The Congregationalists and Baptists represent the third form of the Continental
Reformation, the Sectarian, which is founded not on the National Covenant
like Calvinism, but on the Gathered Church.
Here again the universal Church is held to be invisible.
The only visible church that is accepted is the single congregation,
gathered out of the world under the guidance of the Holy Spirit,
which elects and "calls" its minister.
Congregationalists administer baptism to infants,
but they do not think baptism necessary.
Many ministers are unbaptized.
Baptists admit only adults to baptism, and then they must be immersed;
but it seems that even they do not think baptism necessary.
A Baptist may be a communicant without having been baptized since baptism
is only a visible token of acceptance of Christ and does not convey grace.
The Methodists did not arise directly from the Continental Reformation.
John Wesley founded them as a religious society within the Church of England.
Great emphasis was laid on the necessity of personal conversion,
which was held to be "sudden".
They drifted away from the Church for various reasons,
and after Wesley's death began to administer their own sacraments.
Gradually they lost Wesley's high doctrine of the Church and sacraments,
[There is evidence that Wesley himself modified it before
his death.]
and became assimilated, more or less, to the older English sects.
They are now perhaps the largest and most flourishing of all these bodies.
They appear to assume the usual doctrine of the "Evangelical" denominations,
that the Church is invisible, and therefore that it does not matter to what
visible organization one belongs.
Baptism is normally practiced,
but is not regarded as necessary to salvation,
or as conveying regeneration,
because regeneration is confused with conversion.
The Moravians (Unitas Fratrum) are, in their modern form, of German origin
and are more devoted to foreign missions than any other Christian body.
Their
bishops claim succession from the medieval Waldensians, but the Lambeth Conference
after careful inquiry cannot recognize their ordinations.
The other "non-episcopal denominations" appear to be based on
the principle of the Gathered Church.
The Disciples of Christ are an American offshoot from the Baptists with some
Catholic tendencies.
The "Brethren" represent an attempt to revive what was believed
to be apostolic: sudden conversion, weekly
"breaking of bread", and an unpaid ministry.
The Society of Friends, respected everywhere for their magnificent social
work are a mystical body which possesses no sacraments or paid ministry.
The Salvation Army is an evangelistic society on a military basis which has
no sacraments and very little theology.
These denominations communicate freely with each other,
and ministers and members pass from one to another at will.
They all agree in believing that the universal Church is invisible;
that as personal conversion alone really matters,
church membership is quite secondary;
and that baptism even if desirable is not necessary.
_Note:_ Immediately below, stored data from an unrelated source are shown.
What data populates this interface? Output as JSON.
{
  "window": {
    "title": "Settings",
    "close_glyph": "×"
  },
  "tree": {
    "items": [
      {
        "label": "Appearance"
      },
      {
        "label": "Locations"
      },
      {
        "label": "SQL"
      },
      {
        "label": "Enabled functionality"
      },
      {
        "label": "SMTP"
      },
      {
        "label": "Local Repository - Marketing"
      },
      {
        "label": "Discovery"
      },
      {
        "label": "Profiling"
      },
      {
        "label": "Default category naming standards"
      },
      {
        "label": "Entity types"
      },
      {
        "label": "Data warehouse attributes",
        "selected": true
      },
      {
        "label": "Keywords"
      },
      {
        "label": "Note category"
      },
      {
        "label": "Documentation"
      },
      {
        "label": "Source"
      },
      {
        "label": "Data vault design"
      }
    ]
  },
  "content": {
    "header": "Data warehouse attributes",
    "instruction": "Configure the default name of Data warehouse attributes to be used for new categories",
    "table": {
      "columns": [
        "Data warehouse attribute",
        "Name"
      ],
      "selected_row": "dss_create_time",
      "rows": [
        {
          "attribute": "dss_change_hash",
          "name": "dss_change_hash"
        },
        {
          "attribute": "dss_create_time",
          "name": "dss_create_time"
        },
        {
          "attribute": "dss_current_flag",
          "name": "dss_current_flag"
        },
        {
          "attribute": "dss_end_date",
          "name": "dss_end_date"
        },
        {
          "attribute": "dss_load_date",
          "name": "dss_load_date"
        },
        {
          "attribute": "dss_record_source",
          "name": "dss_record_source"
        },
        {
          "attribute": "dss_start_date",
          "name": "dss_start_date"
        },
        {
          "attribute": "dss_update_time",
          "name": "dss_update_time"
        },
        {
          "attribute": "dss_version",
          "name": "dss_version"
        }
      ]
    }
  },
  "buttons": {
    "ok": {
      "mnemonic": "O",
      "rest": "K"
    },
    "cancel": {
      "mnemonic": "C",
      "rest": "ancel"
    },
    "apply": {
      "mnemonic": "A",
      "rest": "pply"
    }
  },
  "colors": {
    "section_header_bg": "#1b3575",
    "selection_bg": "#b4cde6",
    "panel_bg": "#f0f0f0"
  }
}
To all of them the principle of succession is meaningless.
We thankfully recognize all that they have done for the Christian cause,
the millions of souls that they have brought to Christ,
the devoted labours of their scholars and social reformers,
and the heroism of their missionaries and martyrs.
But we cannot admit that what they preach is the whole Gospel.
For they do not believe that the universal Church is a visible society,
or that all Christians must accept the definitions of the Creed,
or that baptism is necessary to union with Christ in His Church.
The centre of their public services is not the altar but the pulpit,
not the Offering but the sermon.
They have no Confirmation, no Eucharist, no succession, no priesthood.
This is not historic Christianity.
It is not the religion of the Apostles and the Fathers.